Island housing advocates went to Boston Thursday to voice their support for Gov. Maura Healey’s Affordable Homes Act. 

In a legislative hearing at the statehouse, several Vineyarders threw their weight behind a local option transfer fee, the new seasonal community designation and other measures intended to alleviate the state’s housing affordability crisis. 

The Healey administration unveiled the Affordable Homes Act in October, buoying housing bank activists who had long advocated for a local option transfer fee. The fee, a 2 per cent tax on some real estate transactions over $1 million, would be used to fund a regional housing bank for affordable housing projects. Island advocates were also encouraged by language for a seasonal community designation, which could potentially open up alternative sources of funding for resort communities such as Martha’s Vineyard. 

The bill went before the Joint Committee on Housing Thursday in a hearing that saw representatives from communities across the Commonwealth speak to the dire need for affordable housing options. State Sen. Julian Cyr, a Democrat who represents the Cape and Islands, opened the hearing with a picture of the situation on the Vineyard, where the median home price has increased 74 per cent.

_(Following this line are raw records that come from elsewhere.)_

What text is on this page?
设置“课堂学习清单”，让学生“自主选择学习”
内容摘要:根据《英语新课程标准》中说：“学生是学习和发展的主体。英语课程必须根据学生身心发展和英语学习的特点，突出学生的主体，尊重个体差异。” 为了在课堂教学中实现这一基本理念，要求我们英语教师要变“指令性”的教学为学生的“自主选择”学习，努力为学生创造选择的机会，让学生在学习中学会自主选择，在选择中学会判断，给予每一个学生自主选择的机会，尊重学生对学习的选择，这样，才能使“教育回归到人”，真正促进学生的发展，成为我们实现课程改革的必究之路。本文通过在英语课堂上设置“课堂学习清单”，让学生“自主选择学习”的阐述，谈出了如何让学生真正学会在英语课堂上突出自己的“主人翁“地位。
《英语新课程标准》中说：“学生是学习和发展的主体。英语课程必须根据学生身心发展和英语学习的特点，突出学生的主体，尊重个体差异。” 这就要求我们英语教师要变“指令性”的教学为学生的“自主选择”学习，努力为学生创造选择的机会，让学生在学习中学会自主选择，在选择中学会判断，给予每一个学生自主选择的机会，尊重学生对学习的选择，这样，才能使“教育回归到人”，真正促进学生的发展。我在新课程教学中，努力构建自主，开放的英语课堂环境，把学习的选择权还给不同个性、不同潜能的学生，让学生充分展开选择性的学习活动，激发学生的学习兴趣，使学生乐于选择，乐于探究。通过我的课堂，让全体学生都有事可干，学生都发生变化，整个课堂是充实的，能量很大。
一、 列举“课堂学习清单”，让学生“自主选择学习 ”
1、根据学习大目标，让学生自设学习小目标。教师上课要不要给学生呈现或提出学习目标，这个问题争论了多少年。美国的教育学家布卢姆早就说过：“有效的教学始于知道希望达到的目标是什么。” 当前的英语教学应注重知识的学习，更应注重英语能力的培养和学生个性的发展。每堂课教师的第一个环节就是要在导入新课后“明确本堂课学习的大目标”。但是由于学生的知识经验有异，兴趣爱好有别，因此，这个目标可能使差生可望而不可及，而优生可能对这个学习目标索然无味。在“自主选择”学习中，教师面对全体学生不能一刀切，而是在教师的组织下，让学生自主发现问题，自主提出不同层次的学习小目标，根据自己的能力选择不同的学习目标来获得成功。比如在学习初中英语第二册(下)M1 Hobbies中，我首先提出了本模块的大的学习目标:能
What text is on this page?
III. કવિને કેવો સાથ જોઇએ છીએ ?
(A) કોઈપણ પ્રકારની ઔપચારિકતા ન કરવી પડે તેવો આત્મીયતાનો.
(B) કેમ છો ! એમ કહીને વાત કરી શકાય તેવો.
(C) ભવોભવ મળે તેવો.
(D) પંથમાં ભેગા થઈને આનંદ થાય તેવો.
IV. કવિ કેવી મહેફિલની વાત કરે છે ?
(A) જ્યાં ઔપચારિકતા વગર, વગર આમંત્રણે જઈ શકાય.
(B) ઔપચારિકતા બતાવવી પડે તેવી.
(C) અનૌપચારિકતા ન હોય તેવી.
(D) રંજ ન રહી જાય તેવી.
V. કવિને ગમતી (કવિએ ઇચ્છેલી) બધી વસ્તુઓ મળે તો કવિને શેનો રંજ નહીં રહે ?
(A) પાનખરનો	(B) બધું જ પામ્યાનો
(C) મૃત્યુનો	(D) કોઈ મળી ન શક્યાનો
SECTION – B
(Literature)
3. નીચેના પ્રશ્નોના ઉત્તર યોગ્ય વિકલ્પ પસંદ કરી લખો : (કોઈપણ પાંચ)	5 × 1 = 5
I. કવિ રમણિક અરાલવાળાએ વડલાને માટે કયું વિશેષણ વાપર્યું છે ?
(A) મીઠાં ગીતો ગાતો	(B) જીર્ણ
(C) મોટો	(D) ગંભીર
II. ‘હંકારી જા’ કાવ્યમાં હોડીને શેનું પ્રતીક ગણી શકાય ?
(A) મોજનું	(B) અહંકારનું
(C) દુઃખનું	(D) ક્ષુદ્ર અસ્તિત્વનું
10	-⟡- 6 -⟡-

“We are increasingly facing the reality that we are going to need subsidized housing not just for low-income individuals but for firefighters, teachers…people making over 200 per cent of the area median income,” he said. 

Mr. Cyr admitted that he could not even afford a home in his hometown of Truro, where an individual would need to make $400,000 a year to afford the median home.

“My feeling is that I need to find a husband that makes a lot of money,” he joked.

Island housing planner Laura Silber and Dukes County sheriff Bob Ogden were among those advocates representing the Vineyard, where the median home price just reached $1.4 million. Although overall in support of the bill, Ms. Silber did ask for one key amendment to the local option transfer fee language: that the tax should fall on the buyer, not the seller. 

The original petition by Vineyard towns had asked that the transfer fee apply to the buyer, partly out of concern that the tax would discourage longtime residents from selling their homes. Gov. Healey’s bill currently places the onus on the seller instead.

Ms. Silber also asked that the state senate look into mechanisms to publicly fund municipal workforce housing projects, citing a 2016 measure for teachers in California as a potential model. Mr. Ogden pointed to the Island’s difficulties hiring and maintaining public safety personnel because of runaway housing costs. 

“These measures ensure we can entice the best and brightest to our shores,” Mr. Ogden told the committee. “We cannot wait any longer to ensure the men and women who protect our communities can afford to live where they work.” 

Mr. Cyr has long championed the local option transfer fee as a necessary source of funding for municipal projects. Throughout the hearing, Mr. Cyr pushed back against business and real estate advocates who raised concerns that a transfer fee would hurt development in the long-term. 

“What are your alternatives to a revenue source if not a transfer fee?” he asked representatives from the Small Property Owners Alliance. “We need real hard cash.” 

Vineyard public schools assistant superintendent John Stevens and Island Health Care chief public officer Kathleen Samways also spoke in favor of the bill and the relief it would provide to the Vineyard’s most vulnerable. 

“Ironically, our staff who support our homeless and most at-risk patients…often grapple with housing insecurities themselves,” Ms. Samways said.

State Sen. Lydia Edwards, a Democrat from Boston, told the panel she was impressed by the diverse coalition that had shown up to represent Vineyard.

“It’s incredible to have you all here,” she said.